Holger Muench, the head of Germany’s federal police, the BKA, noted that criminal groups were part of the problem.
He said Germany had 82,000 known cases of cybercrime last year which cost the country an estimated €22 billion.
"You can buy security gaps, purchase stolen data [online]. Botnets for larger cyberattacks can be rented there. Some of the offers are very cheap. The consequence is that many conventional criminal areas are moving into the net”, he said in Potsdam.
A botnet is malicious software that allows you to hijack another person’s computer to use in an attack.
Putin’s media and GRU service have also attacked the pro-EU candidate, Emmanuel Macron, in the French election ahead of the run-off on Sunday.
Pollsters expect Macron to drub the anti-EU and pro-Russia candidate, Marine Le Pen, by 20 or more points, despite Russia’s efforts.
The CDU and SPD in Germany have an even more commanding lead against pro-Russia parties, the AfD and Die Linke, which are polling at below 10 percent.
Russian trolling
The Kremlin has denied hacking, with Putin telling German chancellor Angela Merkel in Russia on Tuesday that “we never interfere in other countries’ politics”.

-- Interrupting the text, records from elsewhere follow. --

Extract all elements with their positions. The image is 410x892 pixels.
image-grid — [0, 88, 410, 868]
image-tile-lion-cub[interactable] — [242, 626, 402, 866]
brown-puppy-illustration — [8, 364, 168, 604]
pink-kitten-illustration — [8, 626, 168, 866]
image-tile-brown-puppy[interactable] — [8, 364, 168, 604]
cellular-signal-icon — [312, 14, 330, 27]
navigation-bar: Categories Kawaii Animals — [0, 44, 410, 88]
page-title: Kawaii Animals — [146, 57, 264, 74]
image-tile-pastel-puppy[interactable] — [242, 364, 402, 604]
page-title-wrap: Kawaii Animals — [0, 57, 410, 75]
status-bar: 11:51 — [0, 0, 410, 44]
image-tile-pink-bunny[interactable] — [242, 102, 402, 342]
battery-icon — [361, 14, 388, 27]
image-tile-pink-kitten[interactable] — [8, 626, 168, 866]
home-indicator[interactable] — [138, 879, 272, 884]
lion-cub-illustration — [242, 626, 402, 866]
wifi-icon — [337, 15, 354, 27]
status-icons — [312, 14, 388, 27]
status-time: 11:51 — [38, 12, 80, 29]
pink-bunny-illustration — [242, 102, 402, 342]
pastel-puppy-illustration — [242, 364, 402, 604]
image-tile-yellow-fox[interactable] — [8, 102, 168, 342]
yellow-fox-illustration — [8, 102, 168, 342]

Vladimir Chizhov, Russia's envoy to the EU, also told press in Brussels on Wednesday that “Russia does not meddle in elections”.
He trolled “European media” by thanking them for being “prudent enough not to claim that last year’s [Brexit] referendum result in the UK was due to Russian hackers”.
The Russian embassy in London also trolled the EU on Thursday after the UK accused the European Commission of interfering in its upcoming election by talking tough on Brexit.